UBS waged lengthy court battles that were seen as a message to others who may consider taking on the firm in court, but ultimately failed to vacate the award. On March 31, the Supreme Court of Illinois denied UBS its final appeal without offering an explanation.
Because of the lengthy appeals process, UBS added about $3 million to the amount it ultimately paid Munizzi as interest continued to accrue, as well as attorney fees UBS was required to cover under the terms of the award, according to Munizzi’s lawyer Stephen Gomberg of Lynch Thompson in Chicago.
A spokesperson for UBS declined to comment. The firm would have had to petition the U.S. Supreme Court for a hearing to continue with any appeal.
In his arbitration complaint filed in June 2018, Munizzi alleged UBS defamed him on his U5 termination filing, which accused him of failing to supervise employees executing uncovered options strategy in accounts and of giving “varied responses” during the firm’s review of his activities.
Munizzi, who had been earning roughly $200,000 a year, according to his lawyer, asserted that he was not properly informed by the firm’s central supervision office of margin calls against brokers in UBS’s Madison, Wisconsin branch. He had been one of several fired in the wake of a junior broker’s naked options trades that were said to have cost $3.7 million in losses in employee-related accounts.
In the December 2019 award, which was the largest employee arbitration penalty that year, the Financial Industry Regulatory Authority arbitration panel had ordered UBS Financial Services to pay Munizzi $7.5 million in punitive damages, $3.1 million in compensatory damages for severance and almost $497,000 of attorneys’ fees—a total of about $11.1 million.

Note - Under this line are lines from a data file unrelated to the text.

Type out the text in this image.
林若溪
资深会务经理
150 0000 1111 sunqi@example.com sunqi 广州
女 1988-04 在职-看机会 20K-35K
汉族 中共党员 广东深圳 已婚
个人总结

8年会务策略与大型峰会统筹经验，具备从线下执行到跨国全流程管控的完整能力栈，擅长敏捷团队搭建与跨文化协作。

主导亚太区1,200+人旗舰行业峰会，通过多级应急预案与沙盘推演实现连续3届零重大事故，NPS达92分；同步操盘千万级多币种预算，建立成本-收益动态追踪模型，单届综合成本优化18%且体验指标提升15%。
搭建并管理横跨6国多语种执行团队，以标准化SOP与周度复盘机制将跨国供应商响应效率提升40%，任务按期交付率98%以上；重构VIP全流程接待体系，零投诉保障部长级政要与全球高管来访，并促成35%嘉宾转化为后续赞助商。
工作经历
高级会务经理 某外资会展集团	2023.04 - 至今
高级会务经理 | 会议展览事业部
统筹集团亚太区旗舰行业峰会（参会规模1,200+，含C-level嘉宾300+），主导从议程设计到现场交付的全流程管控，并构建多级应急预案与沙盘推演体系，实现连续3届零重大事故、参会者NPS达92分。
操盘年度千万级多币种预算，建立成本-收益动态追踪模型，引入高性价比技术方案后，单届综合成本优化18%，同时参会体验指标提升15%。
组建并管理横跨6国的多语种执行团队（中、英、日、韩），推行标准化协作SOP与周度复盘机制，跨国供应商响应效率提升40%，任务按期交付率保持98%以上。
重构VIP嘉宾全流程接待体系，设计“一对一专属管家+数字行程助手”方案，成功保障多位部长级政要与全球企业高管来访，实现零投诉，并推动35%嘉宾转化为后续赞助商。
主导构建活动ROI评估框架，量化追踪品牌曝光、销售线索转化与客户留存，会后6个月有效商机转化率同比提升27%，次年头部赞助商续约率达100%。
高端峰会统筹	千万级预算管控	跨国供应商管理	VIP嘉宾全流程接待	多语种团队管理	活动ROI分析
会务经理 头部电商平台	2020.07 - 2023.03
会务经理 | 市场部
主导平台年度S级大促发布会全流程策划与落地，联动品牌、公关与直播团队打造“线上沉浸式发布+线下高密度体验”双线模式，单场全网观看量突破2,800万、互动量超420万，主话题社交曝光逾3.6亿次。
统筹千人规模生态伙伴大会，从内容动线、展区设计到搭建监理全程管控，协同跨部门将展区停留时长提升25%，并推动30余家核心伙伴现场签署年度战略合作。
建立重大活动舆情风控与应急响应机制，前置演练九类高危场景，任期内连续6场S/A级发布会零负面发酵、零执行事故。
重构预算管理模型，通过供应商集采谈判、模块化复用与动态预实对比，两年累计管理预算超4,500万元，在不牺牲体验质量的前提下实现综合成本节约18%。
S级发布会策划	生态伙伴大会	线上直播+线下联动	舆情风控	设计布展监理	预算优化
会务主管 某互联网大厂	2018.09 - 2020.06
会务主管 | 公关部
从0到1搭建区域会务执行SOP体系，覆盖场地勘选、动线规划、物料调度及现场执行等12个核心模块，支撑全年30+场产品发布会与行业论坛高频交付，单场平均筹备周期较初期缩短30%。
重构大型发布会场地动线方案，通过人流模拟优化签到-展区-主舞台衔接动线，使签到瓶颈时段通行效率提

In January 2020, a court upheld the award and entered a judgment for $12,177,360, which included an additional $908,965 of statutory interest and attorneys’ fees and costs of $97,604, Gomberg said. The judge in that case also did not provide a written explanation, although courts are often deferential to arbitrators and have narrow grounds to overturn awards.
Munizzi was “very much relieved” with UBS’s final payment and he “has enough money to retire,” but he had been through an ordeal, Gomberg said. The U5 mark-up left him unemployable, according to the lawyer.
“He hasn’t gotten a job, or even gotten an interview,” Gomberg said.
The favorable outcome could embolden others to bring cases, according to Gomberg, who said he has seen signs of an “uptick” in employment disputes between brokerages and brokers relating to terminations as well as complaints filed with defamation claims.
Since the news of Munizzi’s initial win before the Finra panel first surfaced, firms have also begun issuing more “carefully worded” U5s to avoid defamation claims, he added.